Of the various measures of corruption, the Corruption Perception Index by Transparency International (2020) and the World Bank’s Control of Corruption measure by Kaufmann and Kraay (2019) are perhaps the best known. Measures of state capacity have not been as developed or widely accepted because of differing definitions in the political science literature. Hanson and Sigman (2020) have attempted to combine the various measures and identify what they share in common through latent variable analysis. Their new measure is

most highly correlated with the World Bank’s (2020) measure of Statistical Capacity, the Political Risk Service’s (2018) measure of Bureaucracy Quality, and v-Dem’s measure of Rigorous and Impartial Public Administration (Coppedge et al., 2021).
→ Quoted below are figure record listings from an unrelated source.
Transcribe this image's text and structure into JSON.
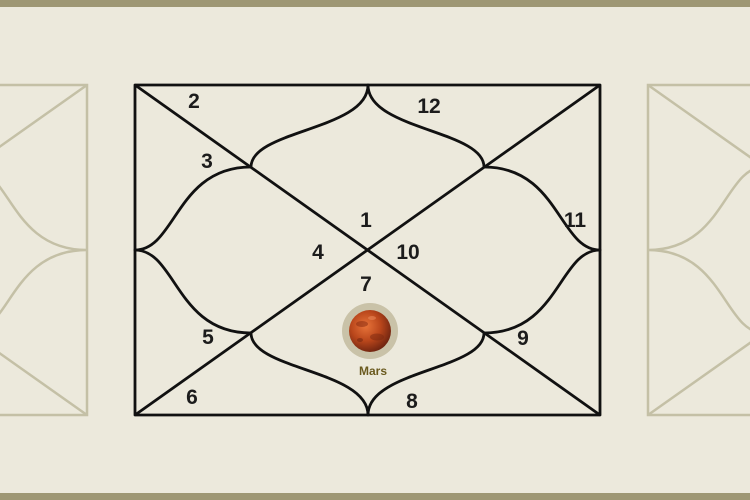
{
  "chart": {
    "houses": [
      {
        "number": "1"
      },
      {
        "number": "2"
      },
      {
        "number": "3"
      },
      {
        "number": "4"
      },
      {
        "number": "5"
      },
      {
        "number": "6"
      },
      {
        "number": "7"
      },
      {
        "number": "8"
      },
      {
        "number": "9"
      },
      {
        "number": "10"
      },
      {
        "number": "11"
      },
      {
        "number": "12"
      }
    ],
    "planet": {
      "name": "Mars",
      "house": "7",
      "icon": "mars-icon"
    }
  },
  "colors": {
    "background": "#ECE9DC",
    "band": "#9E9774",
    "line": "#111111",
    "ghost_line": "#C4C0A6",
    "planet_label": "#6A5A1F",
    "planet_halo": "#C9C2A8"
  }
}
More can be expected of governments that have higher administrative amplitude. They will have greater enforcement capacity for any conditionality, and holding all else constant, ought to maintain lower levels of child labour. That does not necessarily change whether incentives or deterrents are a better strategy, but that does change the rigour with which conditionalities may be enforced. A more capable low-income country might be engaged with stronger conditionalities earlier than other countries at similar levels of income.

Corruption is less clear cut. More corrupt regimes will both be less likely to uphold the conditions to which they agree and less able to enforce those they attempt to follow (Pinstrup-Andersen et al., 2011). They are also more likely to allow the worst forms of child labour that should be most vigorously fought. The correlation between more corruption and lower income also makes it more likely there will be more child labour. Holding GDP constant, there should be less reliance on conditionalities (because they will be ineffective) where there is more corruption.
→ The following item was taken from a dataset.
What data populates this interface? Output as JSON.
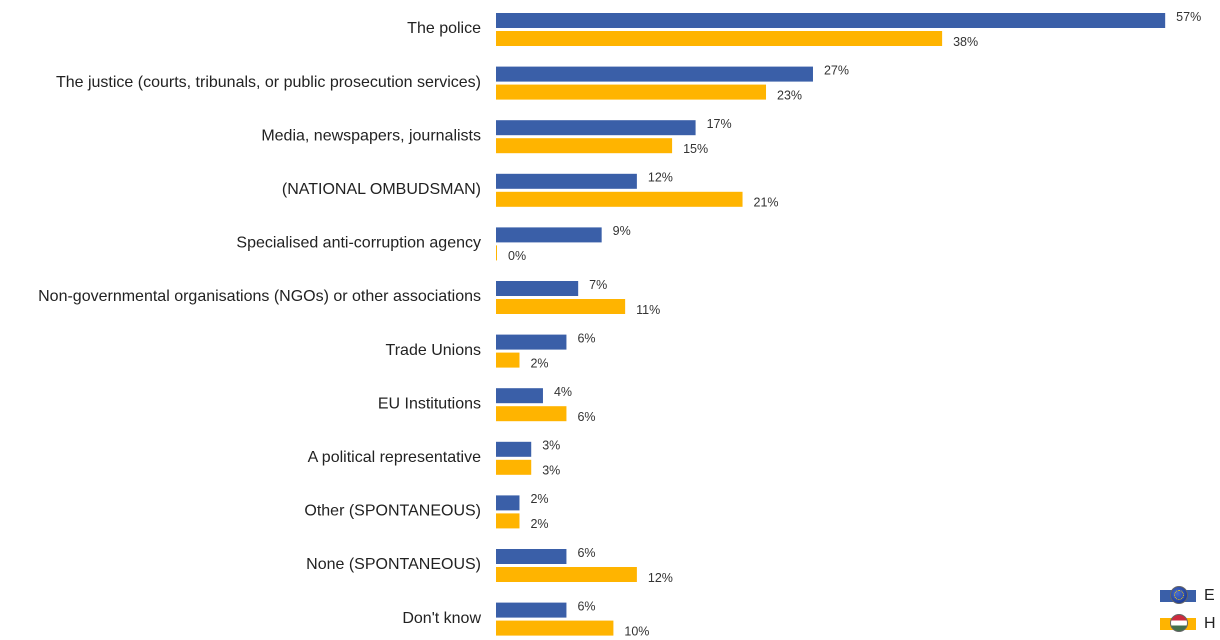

The World Economic Forum’s (2020) Global Competitiveness Report attempts to measure government and social capacity to adapt to changes and challenges. Among their 11 measures of global competitiveness, it would appear that 1) “Ensuring public institutions embed strong governance principles”, 4) “Updating education curricula and expanding investment in skills”, and 5) “Rethinking labour laws and social protection” are the most relevant to this discussion. There are several problems. Their measures of public institutions include judicial independence, but not the effectiveness or impartiality of law enforcement; “business leaders’ perception of the strength of auditing and accounting standards” and corruption perceptions, but nothing that addresses bureaucratic capacity or whether the national government can enforce child labour laws. Their measures of upgraded education are about providing digital skills rather than literacy, and “business views on employees’ skills” rather than accessibility for a wide range of the population. Finally, they are looking for integrated health, education, and labour laws as complements of social support policies, which goes well beyond the question of if social protection policies exist. On the positive side, however, these measures are highly relevant, including social protection coverage, guaranteed minimum income benefits, inequality-adjusted access to education, and enforcement of minimum wage. While the Global Competitiveness Report is available for only 37 countries, these measures provide good suggestions for more inclusive economic measures that may be available for a wider range of countries, and the report’s emphasis on inclusiveness and care for the poorest and most marginalised suggest a number of ways forward in the countries for which such data can be obtained.